To clear previously cached results and start fresh, delete the contents of the cache/
directory.
LPOps/
├── .venv/ # Virtual environment (if created)
├── cache/ # Directory for cached data and results
├── images/ # Images used in README.md
│ ├── General Mixed_W1_log_2d.png
│ └── General Mixed_W1_log_3d.png
├── plots/ # Output directory for generated plots
├── .gitattributes # Git attributes for line endings and diffs
├── .gitignore # Specifies intentionally untracked files
├── analysis.log # Log file from the analysis script
├── analysis.py # Main script to run the complexity analysis
├── cache_manager.py # Manages saving and loading of cached objects
├── generator.py # Generates random LP problems
├── LICENSE.md # Project license file (Assumed, ensure it exists)
├── models.py # Defines the mathematical complexity models
├── README.md # This file
├── requirements.txt # Python package dependencies
├── simplex.py # Implementation of the simplex method with FLOP counting
└── utils.py # Utility functions (loss calculation, plotting helpers)
-
analysis.py
: Orchestrates the entire analysis. It generates data samples, fits various complexity models to this data, evaluates their performance, and logs/prints the results. It also manages the creation of plots. -
simplex.py
: Contains the core implementation of the simplex method.
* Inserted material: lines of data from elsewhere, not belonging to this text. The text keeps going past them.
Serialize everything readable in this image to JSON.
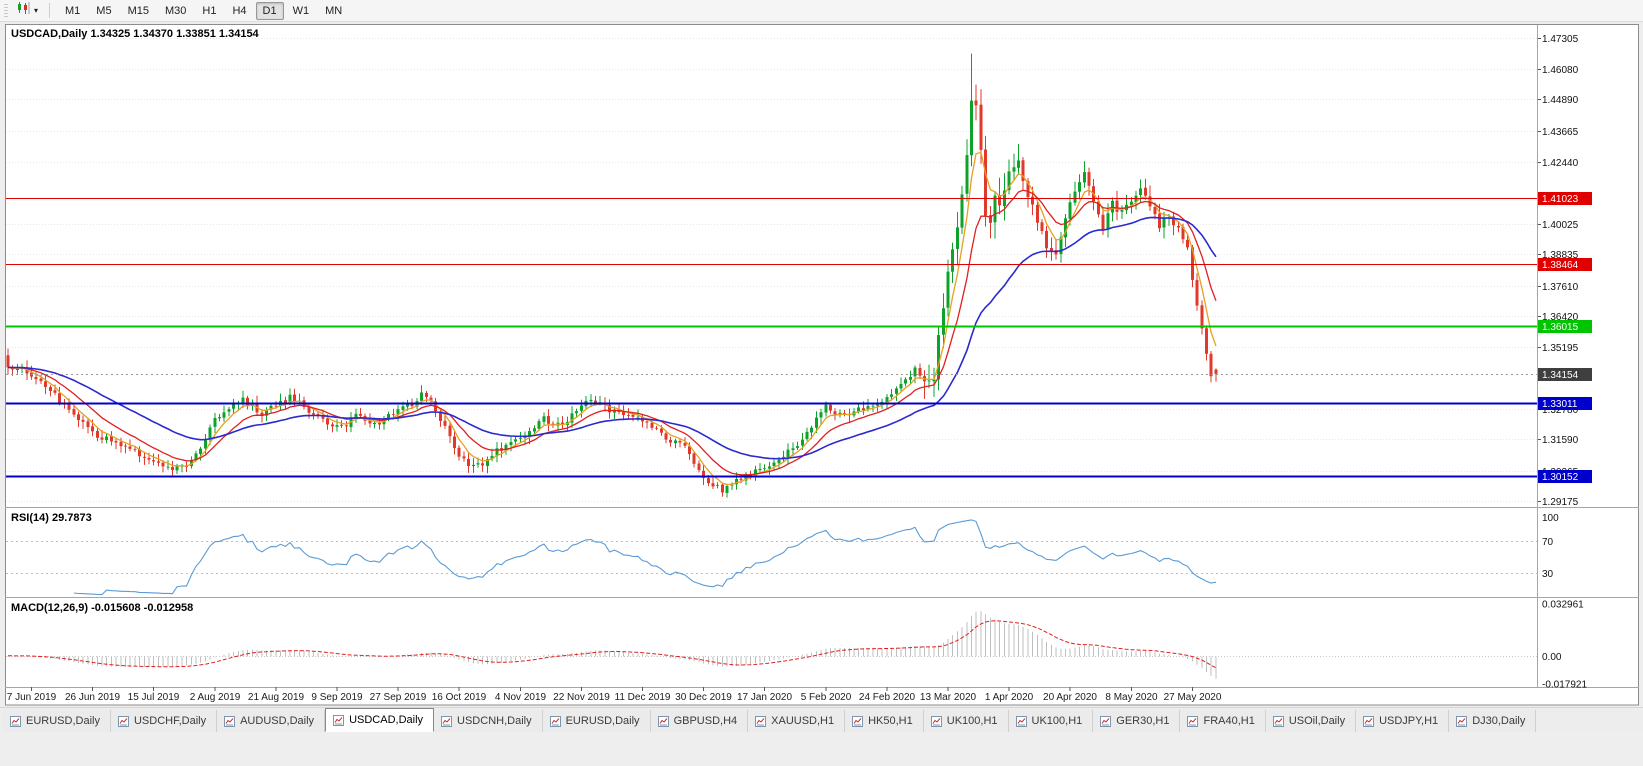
{
  "toolbar": {
    "chart_type_control": {
      "icon": "candlestick-chart-icon",
      "caret_icon": "dropdown-caret-icon"
    },
    "timeframes": [
      {
        "label": "M1",
        "active": false
      },
      {
        "label": "M5",
        "active": false
      },
      {
        "label": "M15",
        "active": false
      },
      {
        "label": "M30",
        "active": false
      },
      {
        "label": "H1",
        "active": false
      },
      {
        "label": "H4",
        "active": false
      },
      {
        "label": "D1",
        "active": true
      },
      {
        "label": "W1",
        "active": false
      },
      {
        "label": "MN",
        "active": false
      }
    ]
  },
  "chart": {
    "symbol": "USDCAD,Daily",
    "ohlc": {
      "open": "1.34325",
      "high": "1.34370",
      "low": "1.33851",
      "close": "1.34154"
    },
    "price_axis_ticks": [
      "1.47305",
      "1.46080",
      "1.44890",
      "1.43665",
      "1.42440",
      "1.40025",
      "1.38835",
      "1.37610",
      "1.36420",
      "1.35195",
      "1.32780",
      "1.31590",
      "1.30365",
      "1.29175"
    ],
    "horizontal_lines": [
      {
        "label": "1.41023",
        "value": 1.41023,
        "color": "#e00000",
        "width": 1.2
      },
      {
        "label": "1.38464",
        "value": 1.38464,
        "color": "#e00000",
        "width": 1.2
      },
      {
        "label": "1.36015",
        "value": 1.36015,
        "color": "#00c400",
        "width": 1.6
      },
      {
        "label": "1.33011",
        "value": 1.33011,
        "color": "#0000cc",
        "width": 2
      },
      {
        "label": "1.30152",
        "value": 1.30152,
        "color": "#0000cc",
        "width": 2
      }
    ],
    "current_price": {
      "label": "1.34154",
      "value": 1.34154,
      "badge_color": "#3f3f3f",
      "line_color": "#999999"
    },
    "colors": {
      "up": "#0da32b",
      "down": "#e0392b",
      "background": "#ffffff",
      "border": "#8c8c8c",
      "grid": "#e7e7e7"
    }
  },
  "indicators": {
    "rsi": {
      "name": "RSI(14)",
      "value": "29.7873",
      "period": 14,
      "levels": [
        100,
        70,
        30
      ],
      "level_labels": [
        "100",
        "70",
        "30"
      ],
      "line_color": "#5b9bd5"
    },
    "macd": {
      "name": "MACD(12,26,9)",
      "values": "-0.015608 -0.012958",
      "fast": 12,
      "slow": 26,
      "signal": 9,
      "axis_labels": [
        "0.032961",
        "0.00",
        "-0.017921"
      ],
      "axis_max": 0.032961,
      "axis_min": -0.017921,
      "histogram_color": "#bfbfbf",
      "signal_color": "#e02020"
    }
  },
  "time_axis": {
    "labels": [
      "7 Jun 2019",
      "26 Jun 2019",
      "15 Jul 2019",
      "2 Aug 2019",
      "21 Aug 2019",
      "9 Sep 2019",
      "27 Sep 2019",
      "16 Oct 2019",
      "4 Nov 2019",
      "22 Nov 2019",
      "11 Dec 2019",
      "30 Dec 2019",
      "17 Jan 2020",
      "5 Feb 2020",
      "24 Feb 2020",
      "13 Mar 2020",
      "1 Apr 2020",
      "20 Apr 2020",
      "8 May 2020",
      "27 May 2020"
    ],
    "first_candle_index": 5,
    "candles_per_label": 13
  },
  "tabs": [
    {
      "label": "EURUSD,Daily",
      "active": false
    },
    {
      "label": "USDCHF,Daily",
      "active": false
    },
    {
      "label": "AUDUSD,Daily",
      "active": false
    },
    {
      "label": "USDCAD,Daily",
      "active": true
    },
    {
      "label": "USDCNH,Daily",
      "active": false
    },
    {
      "label": "EURUSD,Daily",
      "active": false
    },
    {
      "label": "GBPUSD,H4",
      "active": false
    },
    {
      "label": "XAUUSD,H1",
      "active": false
    },
    {
      "label": "HK50,H1",
      "active": false
    },
    {
      "label": "UK100,H1",
      "active": false
    },
    {
      "label": "UK100,H1",
      "active": false
    },
    {
      "label": "GER30,H1",
      "active": false
    },
    {
      "label": "FRA40,H1",
      "active": false
    },
    {
      "label": "USOil,Daily",
      "active": false
    },
    {
      "label": "USDJPY,H1",
      "active": false
    },
    {
      "label": "DJ30,Daily",
      "active": false
    }
  ],
  "chart_data": {
    "type": "candlestick",
    "symbol": "USDCAD",
    "timeframe": "Daily",
    "visible_price_range": [
      1.2895,
      1.478
    ],
    "candle_count": 258,
    "close_waypoints": [
      [
        0,
        1.3452
      ],
      [
        3,
        1.343
      ],
      [
        5,
        1.3405
      ],
      [
        9,
        1.335
      ],
      [
        12,
        1.3292
      ],
      [
        15,
        1.324
      ],
      [
        18,
        1.3188
      ],
      [
        22,
        1.3148
      ],
      [
        25,
        1.3128
      ],
      [
        28,
        1.3098
      ],
      [
        31,
        1.3072
      ],
      [
        34,
        1.305
      ],
      [
        36,
        1.3042
      ],
      [
        38,
        1.306
      ],
      [
        40,
        1.3092
      ],
      [
        42,
        1.316
      ],
      [
        44,
        1.3238
      ],
      [
        47,
        1.3282
      ],
      [
        50,
        1.3318
      ],
      [
        52,
        1.3292
      ],
      [
        54,
        1.3262
      ],
      [
        57,
        1.3292
      ],
      [
        60,
        1.3322
      ],
      [
        62,
        1.33
      ],
      [
        64,
        1.3272
      ],
      [
        67,
        1.3228
      ],
      [
        70,
        1.3206
      ],
      [
        72,
        1.3222
      ],
      [
        74,
        1.3248
      ],
      [
        76,
        1.3232
      ],
      [
        78,
        1.3216
      ],
      [
        80,
        1.324
      ],
      [
        83,
        1.3268
      ],
      [
        86,
        1.3302
      ],
      [
        88,
        1.3332
      ],
      [
        90,
        1.33
      ],
      [
        92,
        1.3242
      ],
      [
        94,
        1.316
      ],
      [
        96,
        1.3096
      ],
      [
        98,
        1.3068
      ],
      [
        100,
        1.3056
      ],
      [
        102,
        1.3082
      ],
      [
        104,
        1.3112
      ],
      [
        106,
        1.3138
      ],
      [
        109,
        1.3166
      ],
      [
        111,
        1.3198
      ],
      [
        114,
        1.3238
      ],
      [
        116,
        1.3224
      ],
      [
        118,
        1.3212
      ],
      [
        120,
        1.3262
      ],
      [
        122,
        1.3302
      ],
      [
        124,
        1.3308
      ],
      [
        126,
        1.3296
      ],
      [
        128,
        1.3278
      ],
      [
        130,
        1.3262
      ],
      [
        132,
        1.3248
      ],
      [
        135,
        1.3232
      ],
      [
        137,
        1.3206
      ],
      [
        140,
        1.3168
      ],
      [
        142,
        1.3148
      ],
      [
        144,
        1.3128
      ],
      [
        146,
        1.3072
      ],
      [
        148,
        1.3008
      ],
      [
        150,
        1.2978
      ],
      [
        152,
        1.2962
      ],
      [
        154,
        1.2985
      ],
      [
        156,
        1.3012
      ],
      [
        158,
        1.303
      ],
      [
        161,
        1.3056
      ],
      [
        163,
        1.3075
      ],
      [
        166,
        1.3108
      ],
      [
        168,
        1.3142
      ],
      [
        170,
        1.3182
      ],
      [
        172,
        1.3238
      ],
      [
        174,
        1.3292
      ],
      [
        176,
        1.3268
      ],
      [
        178,
        1.3256
      ],
      [
        180,
        1.327
      ],
      [
        182,
        1.3282
      ],
      [
        184,
        1.3298
      ],
      [
        187,
        1.3322
      ],
      [
        189,
        1.3355
      ],
      [
        191,
        1.3392
      ],
      [
        193,
        1.3436
      ],
      [
        195,
        1.3392
      ],
      [
        196,
        1.3362
      ],
      [
        197,
        1.342
      ],
      [
        198,
        1.3558
      ],
      [
        199,
        1.3662
      ],
      [
        200,
        1.3808
      ],
      [
        201,
        1.3905
      ],
      [
        202,
        1.4018
      ],
      [
        203,
        1.4125
      ],
      [
        204,
        1.4285
      ],
      [
        205,
        1.451
      ],
      [
        206,
        1.4445
      ],
      [
        207,
        1.4265
      ],
      [
        208,
        1.4065
      ],
      [
        209,
        1.3995
      ],
      [
        210,
        1.4092
      ],
      [
        211,
        1.4052
      ],
      [
        212,
        1.4128
      ],
      [
        213,
        1.4195
      ],
      [
        214,
        1.4232
      ],
      [
        215,
        1.4262
      ],
      [
        216,
        1.4185
      ],
      [
        217,
        1.4112
      ],
      [
        218,
        1.4065
      ],
      [
        219,
        1.4022
      ],
      [
        220,
        1.3962
      ],
      [
        221,
        1.3908
      ],
      [
        222,
        1.3885
      ],
      [
        223,
        1.3872
      ],
      [
        224,
        1.3938
      ],
      [
        225,
        1.4012
      ],
      [
        226,
        1.4075
      ],
      [
        227,
        1.4132
      ],
      [
        228,
        1.4165
      ],
      [
        229,
        1.4192
      ],
      [
        230,
        1.4138
      ],
      [
        231,
        1.4082
      ],
      [
        232,
        1.4035
      ],
      [
        233,
        1.3992
      ],
      [
        234,
        1.4038
      ],
      [
        235,
        1.4082
      ],
      [
        236,
        1.4062
      ],
      [
        237,
        1.4042
      ],
      [
        238,
        1.4075
      ],
      [
        239,
        1.4108
      ],
      [
        240,
        1.4122
      ],
      [
        241,
        1.4138
      ],
      [
        242,
        1.4098
      ],
      [
        243,
        1.4062
      ],
      [
        244,
        1.4022
      ],
      [
        245,
        1.3988
      ],
      [
        246,
        1.4012
      ],
      [
        247,
        1.4038
      ],
      [
        248,
        1.4002
      ],
      [
        249,
        1.3988
      ],
      [
        250,
        1.3942
      ],
      [
        251,
        1.3905
      ],
      [
        252,
        1.3788
      ],
      [
        253,
        1.3692
      ],
      [
        254,
        1.3582
      ],
      [
        255,
        1.3492
      ],
      [
        256,
        1.3398
      ],
      [
        257,
        1.34154
      ]
    ],
    "high_spike": {
      "index": 205,
      "high": 1.4668
    },
    "last_candle": {
      "open": 1.34325,
      "high": 1.3437,
      "low": 1.33851,
      "close": 1.34154
    },
    "moving_averages": [
      {
        "name": "fast-ma",
        "period": 5,
        "color": "#e8a020"
      },
      {
        "name": "medium-ma",
        "period": 12,
        "color": "#e02020"
      },
      {
        "name": "slow-ma",
        "period": 34,
        "color": "#2a2ad0"
      }
    ]
  }
}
Crucially, it includes logic to count the number of floating-point operations (FLOPs) performed during the solution process. -
models.py
: Defines the mathematical functions for the different complexity models being tested (e.g., Borgwardt, General Mixed, etc.). -
generator.py
: Responsible for creating random LP problem instances ($c, A, b$ ) with specified dimensions ($m, n$ ) and a scaling factor. -
cache_manager.py
: Implements a caching system to store and retrieve intermediate results (like generated LP data, simplex solutions, fitted model parameters). This is vital for efficiency, especially when dealing with time-consuming computations or large datasets. -
utils.py
: Provides helper functions used across the project, including the loss calculation (Mean Squared Error), data extraction for plots, and the plot generation logic using Matplotlib. -
requirements.txt
: Lists all external Python libraries required for the project to run. -
.gitattributes
&.gitignore
: Standard Git configuration files.
The project is licensed under the CC BY-NC 4.0 License.